As liturgical chant devoted to St Cecilia, patroness of music, should not be missing from our album, we present two vesper antiphons: Caecilia Famula Tua (LU 1757) and Cantatibus Organis (LU 1756).
Annua Recolamus, a sequence devoted to St Adalbert, is the earliest music piece connected with Poland. One of the stanzas tells about Polonia ergo tanti sepeliens floret martyrii pignora. The sequence was probably written in 1001 at the Benedictine Abbey in Reichenau, where its manuscript with chironomic notation has been preserved.
The Holy Saturday Exsultet from the Tyniec Sacramentary (ca 1060) is the oldest preserved music piece in Poland, with only partial music notation, in chironomic neumes. The studies by the author of these words have shown that the codex itself was commissioned in Cologne by the king of Poland Bolesław II the Bold, while the 12th-century music voices and the text Flectamus Genua – Levate (also in chironomic notation) were written down at Tyniec near Cracow. These two invocations have an outstanding and original form. In the same ceremony for Good Friday, the simple and the more elaborated versions alternate several times. These slight deviations in the two versions testify to a great musical sense and high performance level of choral singing in early Poland.
The oldest Polish sequence, Hac Festa Die, in praise of St Adalbert, was probably written in Gniezno as early as the 12th century. It belongs to the socalled transition sequences, with irregular structure but already rhymed. Its stanzas often end in the letter „a”. The text refers to Poland and Poles. At the end, St Adalbert, patron saint of Poland is addressed: Preserve your kin from Poland, who gratefully sing Alleluia to you.
Sanctus-Agnus Dei (Darling Maiden)
The Graduale Romano – Franciscanum from the 1st half of the 13th century (MS No: M 205), kept by the convent of Poor Clares in Cracow, contains Polish annotations on performance and later additions from the turn of the 14th century.
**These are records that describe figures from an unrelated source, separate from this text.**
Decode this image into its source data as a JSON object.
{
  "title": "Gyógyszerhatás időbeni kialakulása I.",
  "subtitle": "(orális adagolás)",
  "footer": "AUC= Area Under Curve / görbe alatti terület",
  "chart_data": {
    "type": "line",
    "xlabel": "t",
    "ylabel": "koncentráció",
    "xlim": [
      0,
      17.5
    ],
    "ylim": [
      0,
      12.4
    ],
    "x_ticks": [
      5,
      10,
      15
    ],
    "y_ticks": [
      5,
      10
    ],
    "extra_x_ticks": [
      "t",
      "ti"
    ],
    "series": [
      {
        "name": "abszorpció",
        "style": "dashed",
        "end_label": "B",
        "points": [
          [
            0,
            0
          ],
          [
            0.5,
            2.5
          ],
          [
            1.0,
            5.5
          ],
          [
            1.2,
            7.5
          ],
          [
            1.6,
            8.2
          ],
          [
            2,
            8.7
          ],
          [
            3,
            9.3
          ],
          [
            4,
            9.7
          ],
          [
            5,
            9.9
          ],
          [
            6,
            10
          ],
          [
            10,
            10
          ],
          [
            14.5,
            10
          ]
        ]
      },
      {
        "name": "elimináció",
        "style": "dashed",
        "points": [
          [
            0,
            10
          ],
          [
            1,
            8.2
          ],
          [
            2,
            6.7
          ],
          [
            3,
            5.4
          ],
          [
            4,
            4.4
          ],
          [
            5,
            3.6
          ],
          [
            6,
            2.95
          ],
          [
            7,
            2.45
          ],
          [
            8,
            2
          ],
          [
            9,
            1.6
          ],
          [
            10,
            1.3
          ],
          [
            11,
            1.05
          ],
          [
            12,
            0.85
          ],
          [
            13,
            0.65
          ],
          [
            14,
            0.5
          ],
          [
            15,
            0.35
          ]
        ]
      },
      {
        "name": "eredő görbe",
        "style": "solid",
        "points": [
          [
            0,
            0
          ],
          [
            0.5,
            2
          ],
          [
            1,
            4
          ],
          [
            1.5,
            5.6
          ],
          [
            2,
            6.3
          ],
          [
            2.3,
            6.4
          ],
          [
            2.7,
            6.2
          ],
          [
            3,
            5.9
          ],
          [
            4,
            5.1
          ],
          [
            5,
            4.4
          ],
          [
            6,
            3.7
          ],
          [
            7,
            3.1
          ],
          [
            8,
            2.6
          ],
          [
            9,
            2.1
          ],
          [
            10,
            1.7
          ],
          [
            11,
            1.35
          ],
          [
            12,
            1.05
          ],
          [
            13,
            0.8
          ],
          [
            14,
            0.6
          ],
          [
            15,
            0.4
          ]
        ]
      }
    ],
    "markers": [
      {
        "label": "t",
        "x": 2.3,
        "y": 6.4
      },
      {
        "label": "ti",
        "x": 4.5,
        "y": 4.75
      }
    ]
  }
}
This addition comprises Sanctus – Agnus Dei chants with a melody (?), interwoven with a text in Polish written in vermilion: Darling Maiden… if it’s… not you… there’ll be another. An amazing thing: a Polish love song (!) or rather, I believe, a monastic song from the so-called Interrogatorium for novices prior to their admittance to convent or taking vows, was inserted into a venerable liturgical chant. It is an unusual and peculiar example.
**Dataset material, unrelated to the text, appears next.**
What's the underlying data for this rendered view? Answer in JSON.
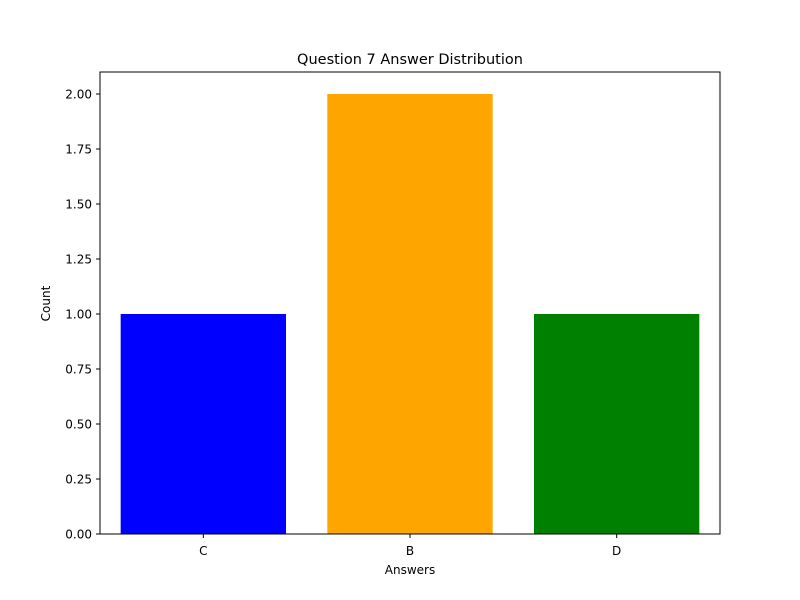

Ortus De Polonia is an antiphon to St Stanislaus, patron saint of Poland. The text is by Wincenty of Kielce (13th century); the melody comes from a 15th-century Viennese manuscript (Wien, Oesterr. Nationalbibliothek, COD 1765, Photo Nr M 48162).
Gaude Mater Polonia is a hymn to St Stanislaus. The author of the text from ca 1255, Wincenty of Kielce, presumably also adapted the melody from some Dominican sources known to him. The hymn was very popular in Poland and had many transmissions. In the 17th century it was included in the Proprium Sanctorum Regni Poloniae. Its text and melody can be found in the Kielce Antiphonary of 1372, kept in the Archives of Kielce Cathedral (f. 226).
Missa Regia is a liturgical chant for the mass in the Dorian mode by Wallonian composer Henri de Tier (1610-1684), better known as Henri du Mont (or Dumont), an organist and choirmaster to the court of Louis XIV. Unlike all known Gregorian masses, the Royal Mass (Messe Royale) forms a compact whole both thematically and structurally. It has a remarkably beautiful melodic line. Three liturgical books: the French Liber Usualis – Paroissien Romain… Paris, Toutnai Romae 1984 and the Liber Usualis of 1951 contain three masses by this composer in church modes I, II and VI.